The guest couple’s mistake was placing bananas on the cabin’s deck, which attracted a dozen little monkeys. The first to arrive emitted squeals that were barely audible, but were recorded in the video recorded with a digital camera.

The next mistake was watching the footage on the camera’s liquid crystal screen. What was barely audible, live, when played back through the device’s tiny speakers completely escaped human ears — but not the tiny eardrums of mini primate cousins.

The deck began to fill up again with marmosets in search of bananas, which were no longer there. I could see that they were irritated and seemed determined to invade the room in search of fruit.

The glass doors were quickly closed. Several of them approached, peering in with their small hands resting on the windowpane. It took a few minutes for them to convince themselves that they had fallen for a decoy (involuntary, really).

The couple emerged from the experience convinced that the barely audible squeaks were actually a very precise call: “Come, come, there are bananas left over here.” And, even more, that it was possible for human beings to communicate with the tamarins through a device, even without knowing what they were saying.

The simian siege of the chalet came back to mind when Karen Bakker, from the University of British Columbia, read an interview for Scientific American magazine. Author of the book “The Sounds of Life”, she defends the thought-provoking idea that technology will help to understand what animals say to each other, who knows, maybe even talking to them.

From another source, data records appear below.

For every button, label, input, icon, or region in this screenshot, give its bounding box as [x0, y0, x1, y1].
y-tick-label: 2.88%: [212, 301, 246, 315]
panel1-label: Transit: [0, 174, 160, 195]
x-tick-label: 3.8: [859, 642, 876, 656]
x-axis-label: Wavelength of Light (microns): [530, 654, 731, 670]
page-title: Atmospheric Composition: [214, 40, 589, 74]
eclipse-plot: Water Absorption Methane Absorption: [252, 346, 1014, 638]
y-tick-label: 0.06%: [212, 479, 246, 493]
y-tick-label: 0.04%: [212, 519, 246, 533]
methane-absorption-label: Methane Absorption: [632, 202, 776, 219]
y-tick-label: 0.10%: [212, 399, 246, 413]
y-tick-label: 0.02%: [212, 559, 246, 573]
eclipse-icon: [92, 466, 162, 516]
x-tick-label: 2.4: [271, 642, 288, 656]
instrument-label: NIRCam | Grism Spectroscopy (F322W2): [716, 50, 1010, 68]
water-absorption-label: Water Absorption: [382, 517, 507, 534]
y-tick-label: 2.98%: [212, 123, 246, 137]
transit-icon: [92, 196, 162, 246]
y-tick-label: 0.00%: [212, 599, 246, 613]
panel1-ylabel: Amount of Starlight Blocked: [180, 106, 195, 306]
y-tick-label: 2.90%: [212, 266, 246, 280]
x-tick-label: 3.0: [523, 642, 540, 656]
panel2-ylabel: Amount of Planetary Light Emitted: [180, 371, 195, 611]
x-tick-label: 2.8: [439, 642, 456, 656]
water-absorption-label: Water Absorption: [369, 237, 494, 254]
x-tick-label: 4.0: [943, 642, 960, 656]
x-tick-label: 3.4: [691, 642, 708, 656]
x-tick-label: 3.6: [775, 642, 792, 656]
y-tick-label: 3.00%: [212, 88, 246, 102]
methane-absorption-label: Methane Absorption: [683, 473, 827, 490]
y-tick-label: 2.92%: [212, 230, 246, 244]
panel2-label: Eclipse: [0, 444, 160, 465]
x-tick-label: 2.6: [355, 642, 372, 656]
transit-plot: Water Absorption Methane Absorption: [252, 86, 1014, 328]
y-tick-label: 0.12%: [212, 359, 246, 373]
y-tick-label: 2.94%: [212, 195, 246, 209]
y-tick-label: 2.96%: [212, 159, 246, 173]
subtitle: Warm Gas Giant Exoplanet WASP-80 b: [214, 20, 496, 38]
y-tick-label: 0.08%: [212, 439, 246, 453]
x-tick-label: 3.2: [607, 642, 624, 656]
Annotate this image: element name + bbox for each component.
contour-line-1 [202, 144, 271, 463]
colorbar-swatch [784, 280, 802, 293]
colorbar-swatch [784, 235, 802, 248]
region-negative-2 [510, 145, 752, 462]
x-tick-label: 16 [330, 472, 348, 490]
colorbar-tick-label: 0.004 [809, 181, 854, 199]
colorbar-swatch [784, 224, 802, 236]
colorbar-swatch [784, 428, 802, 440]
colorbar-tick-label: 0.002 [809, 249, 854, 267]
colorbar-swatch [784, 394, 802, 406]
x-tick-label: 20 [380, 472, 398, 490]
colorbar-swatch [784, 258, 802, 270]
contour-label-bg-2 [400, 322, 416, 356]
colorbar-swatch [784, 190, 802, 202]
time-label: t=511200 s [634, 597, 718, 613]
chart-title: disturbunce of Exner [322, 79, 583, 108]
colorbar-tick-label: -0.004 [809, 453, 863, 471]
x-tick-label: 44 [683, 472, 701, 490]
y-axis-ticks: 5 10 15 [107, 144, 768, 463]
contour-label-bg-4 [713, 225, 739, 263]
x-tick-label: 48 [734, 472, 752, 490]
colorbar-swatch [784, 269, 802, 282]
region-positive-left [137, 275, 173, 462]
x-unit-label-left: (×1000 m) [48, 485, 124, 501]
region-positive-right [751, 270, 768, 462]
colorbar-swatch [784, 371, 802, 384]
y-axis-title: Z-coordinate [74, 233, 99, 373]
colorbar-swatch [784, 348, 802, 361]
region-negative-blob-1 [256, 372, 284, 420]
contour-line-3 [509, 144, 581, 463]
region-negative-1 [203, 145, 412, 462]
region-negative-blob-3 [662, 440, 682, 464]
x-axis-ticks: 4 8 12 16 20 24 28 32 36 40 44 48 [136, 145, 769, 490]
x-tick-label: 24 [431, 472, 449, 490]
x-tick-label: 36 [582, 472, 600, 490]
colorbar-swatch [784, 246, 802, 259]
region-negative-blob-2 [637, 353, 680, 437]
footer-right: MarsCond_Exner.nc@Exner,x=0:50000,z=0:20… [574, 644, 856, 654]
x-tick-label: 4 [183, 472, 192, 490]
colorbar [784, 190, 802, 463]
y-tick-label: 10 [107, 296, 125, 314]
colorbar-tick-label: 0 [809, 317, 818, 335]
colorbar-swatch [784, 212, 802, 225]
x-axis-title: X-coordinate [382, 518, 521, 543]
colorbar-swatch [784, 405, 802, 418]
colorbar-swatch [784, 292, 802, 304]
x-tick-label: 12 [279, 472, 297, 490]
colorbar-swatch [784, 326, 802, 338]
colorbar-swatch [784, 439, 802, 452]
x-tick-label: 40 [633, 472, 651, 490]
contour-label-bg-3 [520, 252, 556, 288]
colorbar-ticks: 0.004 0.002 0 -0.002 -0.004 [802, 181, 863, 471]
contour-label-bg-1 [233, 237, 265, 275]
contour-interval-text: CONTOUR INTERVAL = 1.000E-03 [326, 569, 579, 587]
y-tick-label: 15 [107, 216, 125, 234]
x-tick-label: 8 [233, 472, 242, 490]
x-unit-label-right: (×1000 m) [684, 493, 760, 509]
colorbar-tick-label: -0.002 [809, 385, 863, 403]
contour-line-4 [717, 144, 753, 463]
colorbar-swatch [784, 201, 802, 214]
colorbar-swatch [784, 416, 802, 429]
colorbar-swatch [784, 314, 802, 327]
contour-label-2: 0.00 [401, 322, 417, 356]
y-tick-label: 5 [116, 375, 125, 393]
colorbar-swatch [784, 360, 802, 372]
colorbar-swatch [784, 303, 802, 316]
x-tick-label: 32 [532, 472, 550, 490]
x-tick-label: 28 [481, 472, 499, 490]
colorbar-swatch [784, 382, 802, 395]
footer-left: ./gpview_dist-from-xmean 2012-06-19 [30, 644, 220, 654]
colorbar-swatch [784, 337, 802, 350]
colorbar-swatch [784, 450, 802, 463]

It would be a deserved shake-up of anthropocentrism, starting with the dogma that symbolic language is a privilege of the human species. Gone are the days when studies of this subject with animals were limited to trying to make them communicate like we do, as when teaching sign language to Koko the gorilla.

Now it’s about investigating how other species understand each other on their own terms, explains Bakker. First of all, making use of digital bioacoustics (BD): miniaturized microphones and recorders that can record sounds emitted by animals, over many hours, in the very environment in which they live.

The record originates an avalanche of data, which is then analyzed using artificial intelligence (AI). In short, algorithms to look for linguistic patterns in gibberish, tools like those created for natural language processing that allowed advances like Google translator and ChatGPT.

With these resources, says Bakker in the interview, it has already been possible to verify that bats, for example, use something close to proper names to communicate, although we cannot hear or understand what they say. But the BD-IA duo can.

Will the day of interspecies communication come, when we will talk to animals and they will understand us? The day when we stop smiling and shaking our heads in disdain when an indigenous man from the forest says that animals and plants are social beings like us—”humans” in his way?

He had taken. Then the terrified journalist with the marmosets, instead of mechanically repeating “there are bananas left over here”, could use his limited natural intelligence to ask ChatGPT.2.0: How do you say in their language “keep to yourself, you brats”?